This May, several members of the Simpson College community will be running in the Walk/Run to Break the Silence on Ovarian Cancer.After librarian Kristi Ellingson was diagnosed with stage 3C ovarian cancer in May 2008, colleagues and family members came together to start the Bald Eagle team.
“My oldest daughter chose the name,” Ellingson said. “When I lost my hair my daughters called me bald eagle. You see, our family thinks bald eagles are magnificent birds… the bald eagle is a strong bird, so it’s a symbol of strength.”
Fellow librarians, Circulation Supervisor Karin Hooper and Sheila Allbee, media services manager, and Ellingson’s daughter Jessica, a 2008 Simpson graduate, helped to organize the team.

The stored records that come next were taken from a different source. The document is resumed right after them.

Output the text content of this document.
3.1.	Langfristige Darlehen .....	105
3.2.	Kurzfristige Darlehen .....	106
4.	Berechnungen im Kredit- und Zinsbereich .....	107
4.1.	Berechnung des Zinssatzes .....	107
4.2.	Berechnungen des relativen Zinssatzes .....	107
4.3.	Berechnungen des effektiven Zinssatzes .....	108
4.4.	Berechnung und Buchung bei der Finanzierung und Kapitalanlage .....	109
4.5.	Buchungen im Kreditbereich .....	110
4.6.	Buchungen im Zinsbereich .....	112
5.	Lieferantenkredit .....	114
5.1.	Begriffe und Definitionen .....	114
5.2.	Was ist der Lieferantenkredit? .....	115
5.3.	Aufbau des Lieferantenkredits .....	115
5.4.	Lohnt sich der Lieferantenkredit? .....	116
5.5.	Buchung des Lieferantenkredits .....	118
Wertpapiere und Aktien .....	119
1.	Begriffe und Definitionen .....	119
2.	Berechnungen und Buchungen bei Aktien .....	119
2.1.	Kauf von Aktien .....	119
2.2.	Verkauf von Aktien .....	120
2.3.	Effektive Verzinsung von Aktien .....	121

After the diagnosis, Ellingson’s first reactions were shock and disbelief, and she wasn’t sure how to tell her family. She spent most of her energy focusing on getting better and left the research and information-gathering to her family and friends. This is when they learned about the walk.
This is the third annual walk to benefit the National Ovarian Cancer Coalition. The event will take place at Raccoon River Park in West Des Moines on May 8.
The event will include speakers, survivor photos, a performance by the Des Moines Isiserettes drill and drum team, along with the newly added 5K walk and 5K timed run and awards. Hopper has gotten 30 friends, family members and co-workers to join in the run and walk. Both Hooper and Ellingson will be participating in the run and they have been training everyday in preparation for it.
“This is my first time walking the 5K,” Serials Librarian Liz Grimsbo said. “I think it will be interesting to see how many people will turn out for this kind of cancer fundraiser. Last year I walked for the cause around Grey’s Lake, and it was a great time.”
“We have raised $1,015, which is double the $500 goal,” Hooper said. “The entire event has so far raised $21,034 and we encourage people to keep donating money to the cause.”
According to the NOCC, more than 20,000 women in the United States are diagnosed with ovarian cancer each year. Ellingson encourages all women as soon as they are of age to go to their doctor to be checked for both breast and ovarian cancer. Each year, 15,000 women die from the disease.
“Women need to be aware of their bodies,” Ellingson said. “Listen to your body.”
In addition to all of the excitement of fundraising for the campaign, Ellingson is excited for another reason as well. With only one cycle left of chemotherapy she will finally have a break, which coincidentally will be the days after the walk.
Ellingson encourages the Simpson community to think about donating to the cause, either by participating or by giving a monetary donation.
“Anyone is welcome to join our team or to make any size donation to our team,” Ellingson said. “General donations are accepted or a donation may be made to any individual team member by selecting their name.”